The Midrash (Vayikrah Rabbah 16:1) lists seven actions which are punishable by the supernatural skin disease of tzoraas. The worst of those actions is speaking loshon hara because it is the cause of all other sins, including idolatry, adultery, and murder (Yefei Toar, commenting on the Midrash). Loshon Hara causes a physical or emotional separation between friends, between spouses, or between us and Hashem. The Midrash proves from Pharaoh that the punishment for causing this separation is tzoraas. Although Pharaoh did not speak loshon hara, his actions caused the same result as loshon hara. Pharaoh caused a physical separation by taking Sarah away from Avrohom Aveinu. Pharaoh wanted Sarah as his wife. Pharaoh also caused an emotional separation between Avrohom and Sarah. The Midrash (Lech Lecha 41:2) says that when Hashem told Avrohom to leave his birthplace, Hashem promised that He would bless Avrohom and make his name great.
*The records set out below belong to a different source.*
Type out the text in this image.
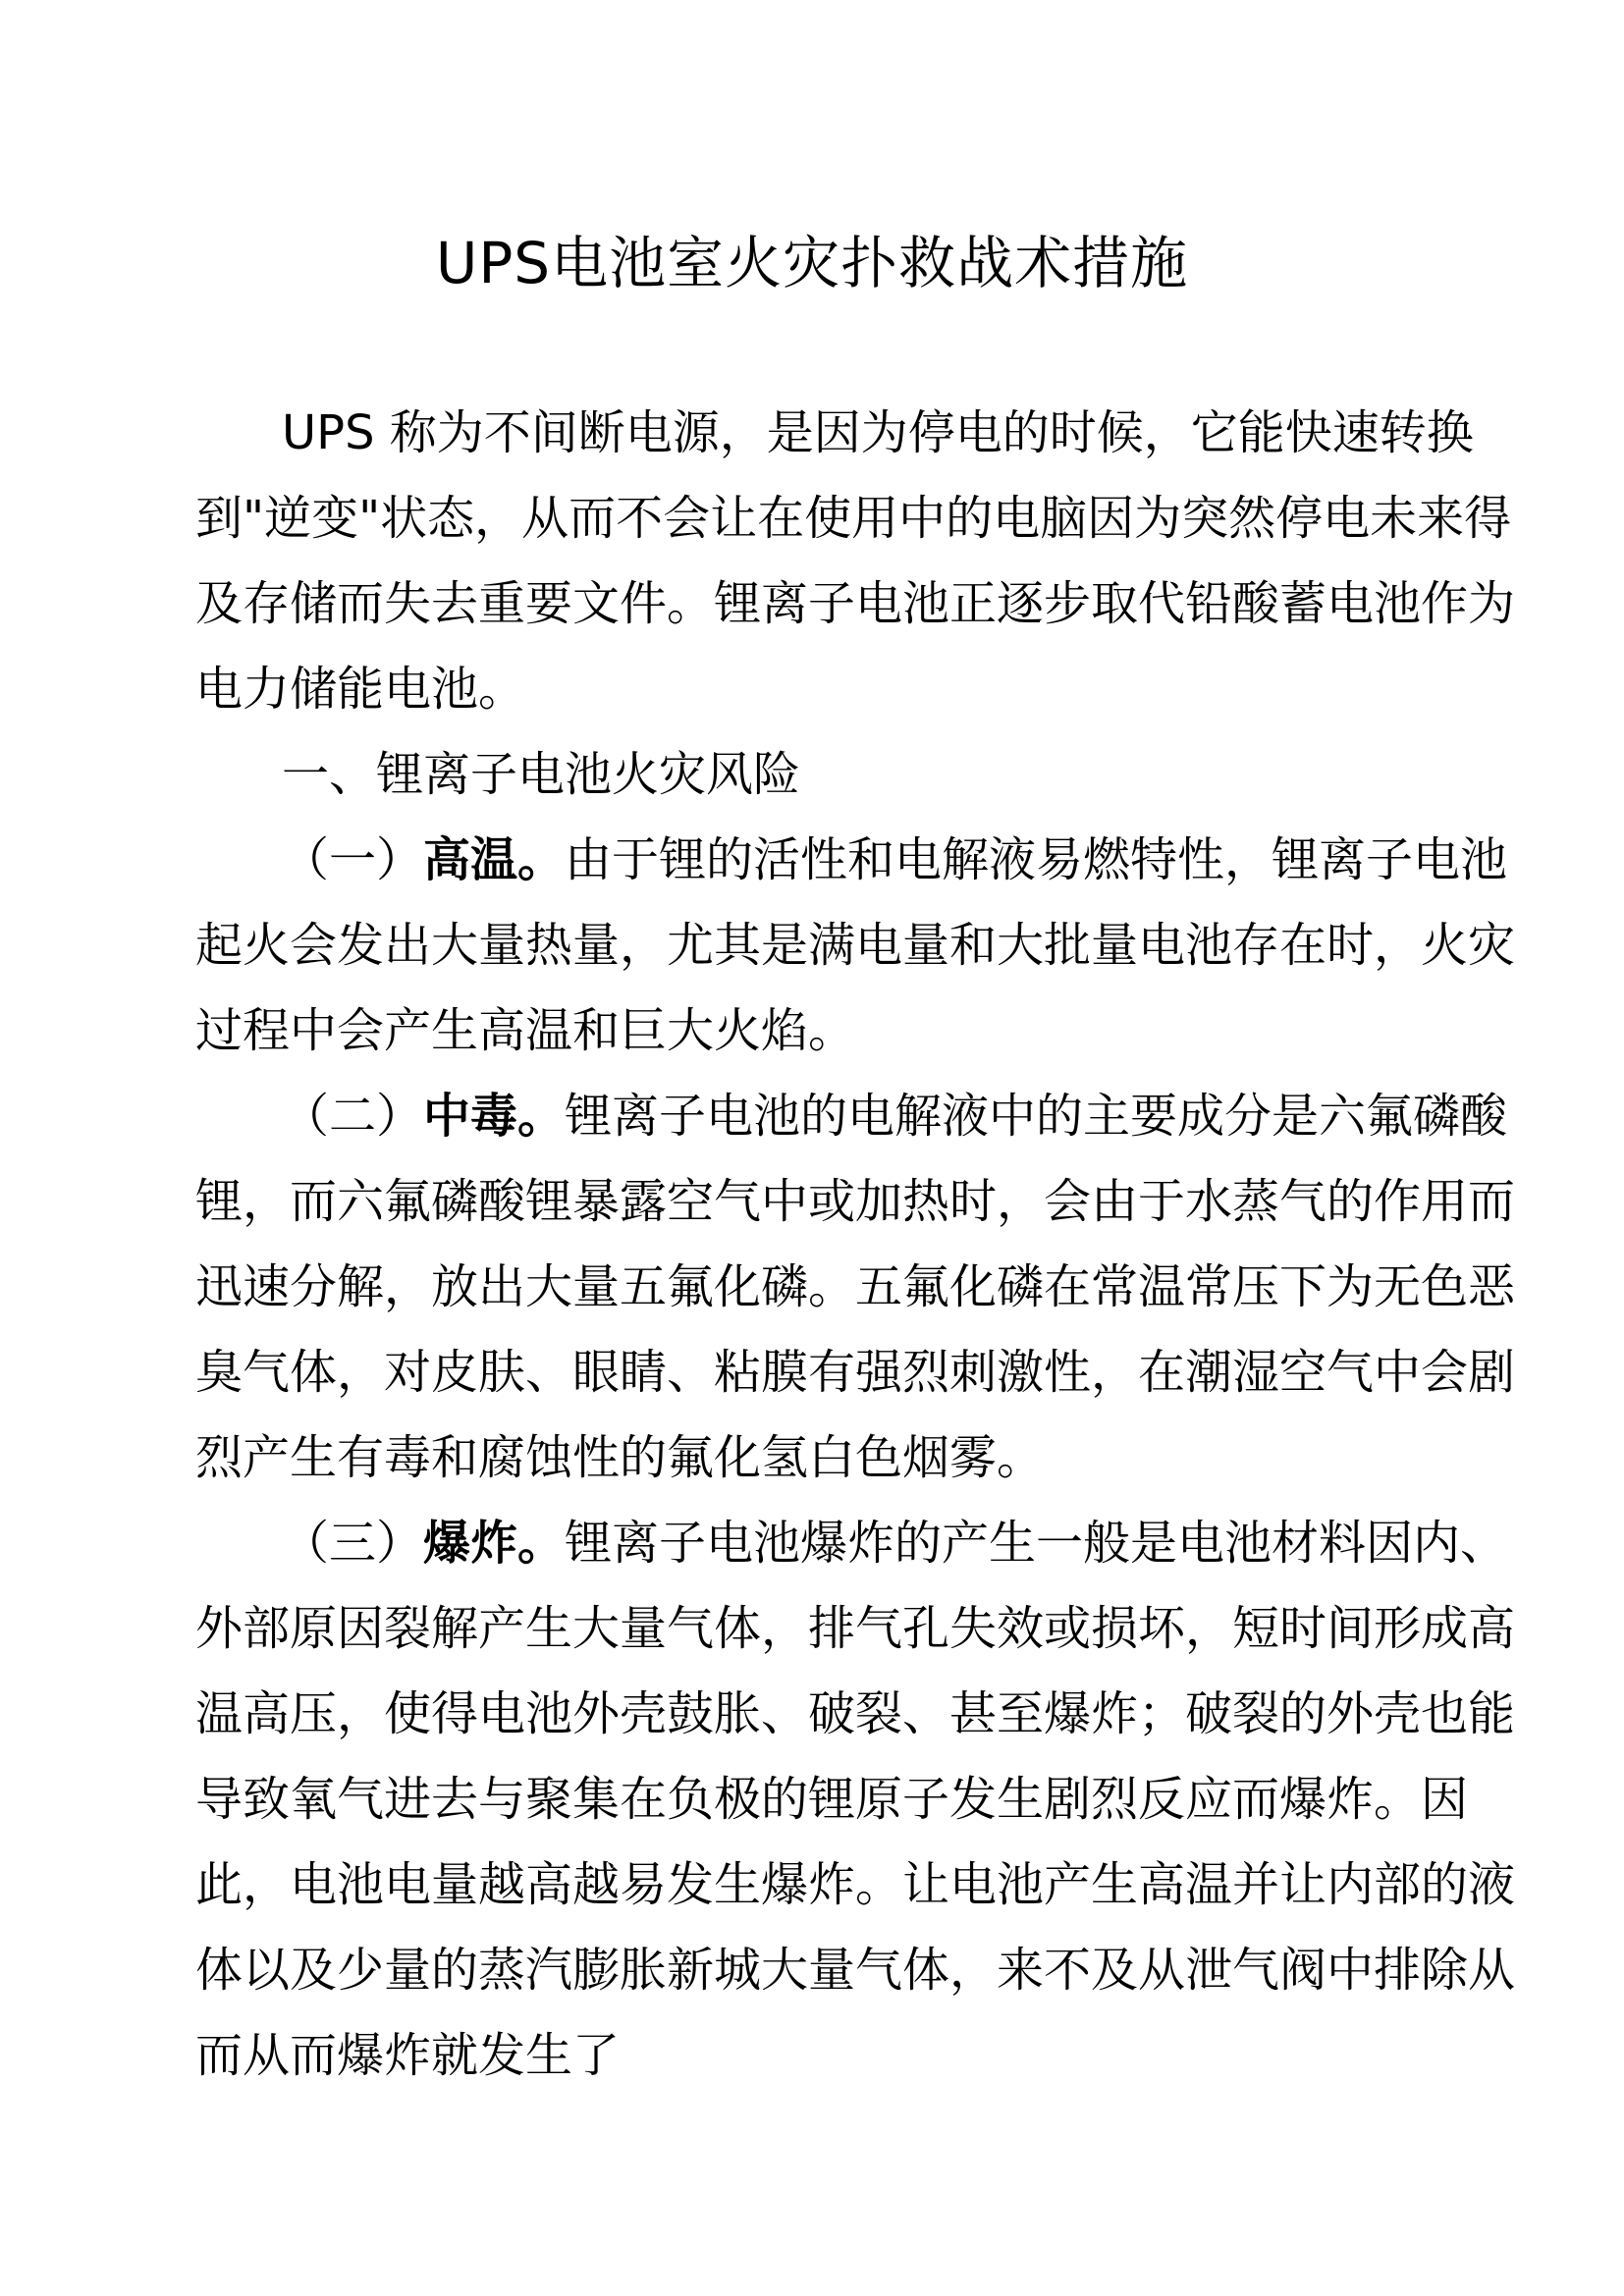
UPS电池室火灾扑救战术措施
UPS 称为不间断电源，是因为停电的时候，它能快速转换
到"逆变"状态，从而不会让在使用中的电脑因为突然停电未来得
及存储而失去重要文件。锂离子电池正逐步取代铅酸蓄电池作为
电力储能电池。
一、锂离子电池火灾风险
（一）高温。由于锂的活性和电解液易燃特性，锂离子电池
起火会发出大量热量，尤其是满电量和大批量电池存在时，火灾
过程中会产生高温和巨大火焰。
（二）中毒。锂离子电池的电解液中的主要成分是六氟磷酸
锂，而六氟磷酸锂暴露空气中或加热时，会由于水蒸气的作用而
迅速分解，放出大量五氟化磷。五氟化磷在常温常压下为无色恶
臭气体，对皮肤、眼睛、粘膜有强烈刺激性，在潮湿空气中会剧
烈产生有毒和腐蚀性的氟化氢白色烟雾。
（三）爆炸。锂离子电池爆炸的产生一般是电池材料因内、
外部原因裂解产生大量气体，排气孔失效或损坏，短时间形成高
温高压，使得电池外壳鼓胀、破裂、甚至爆炸；破裂的外壳也能
导致氧气进去与聚集在负极的锂原子发生剧烈反应而爆炸。因
此，电池电量越高越易发生爆炸。让电池产生高温并让内部的液
体以及少量的蒸汽膨胀新城大量气体，来不及从泄气阀中排除从
而从而爆炸就发生了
Sarah did not receive this promise but had faith that this would also apply to her. Had Avrohom been taken into Pharoah’s palace together with Sarah, she would have felt secure. Now that she was in this predicament by herself, she had doubts if she would be saved. Sarah felt “upset” with Avrohom who was not together with her. As a result, she felt slightly insecure. This caused a slight emotional separation between Avrohom and Sarah. Furthermore, in attempting to save herself, Sarah told Pharaoh that she was married to Avrohom. This revelation of Avrohom’s secret could potentially have made Avrohom upset. Avrohom had made everyone think that he and Sara were brother and sister in order to protect himself from harm. Now the secret was known. (Sarah was Avrohom’s wife. She was also his niece. Commentators explain that people would often call their close relatives their sister. During their travels to dangerous foreign countries, when Avrohom asked Sarah to say she was his sister, it was truthful).

These rifts that Pharaoh caused were only temporary and couldn’t have been so bad. After all, Sarah wouldn’t have stayed annoyed at Avrohom since it wasn’t Avrohom’s fault that he wasn’t also taken captive in Pharaoh’s palace together with Sarah. Avrohom could not have been annoyed that Sarah revealed his secret to protect herself. Despite this, Pharaoh was punished with tzoraas.
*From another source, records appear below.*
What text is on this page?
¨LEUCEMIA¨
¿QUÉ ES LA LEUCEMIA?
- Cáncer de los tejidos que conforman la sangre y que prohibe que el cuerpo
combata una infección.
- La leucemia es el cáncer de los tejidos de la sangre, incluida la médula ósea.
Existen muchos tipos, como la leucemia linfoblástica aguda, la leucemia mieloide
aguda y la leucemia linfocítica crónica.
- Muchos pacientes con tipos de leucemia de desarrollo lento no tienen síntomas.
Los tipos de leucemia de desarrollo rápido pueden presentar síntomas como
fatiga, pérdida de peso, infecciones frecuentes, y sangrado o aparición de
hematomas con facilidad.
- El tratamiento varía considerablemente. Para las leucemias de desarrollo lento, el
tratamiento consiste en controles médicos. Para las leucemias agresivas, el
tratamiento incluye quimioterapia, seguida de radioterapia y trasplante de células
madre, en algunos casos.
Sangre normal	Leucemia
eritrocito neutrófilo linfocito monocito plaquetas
Pharaoh was punished with tzoraas for the separation he caused between husband and wife and NOT for the evil intentions he had in mind to do to Sarah. From this we see how serious it is to cause a physical or emotional separation between people.

We see how careful we must be. Speaking loshon hara can cause rifts between friends or spouses. Even if the rifts are only temporary, we are held responsible for them.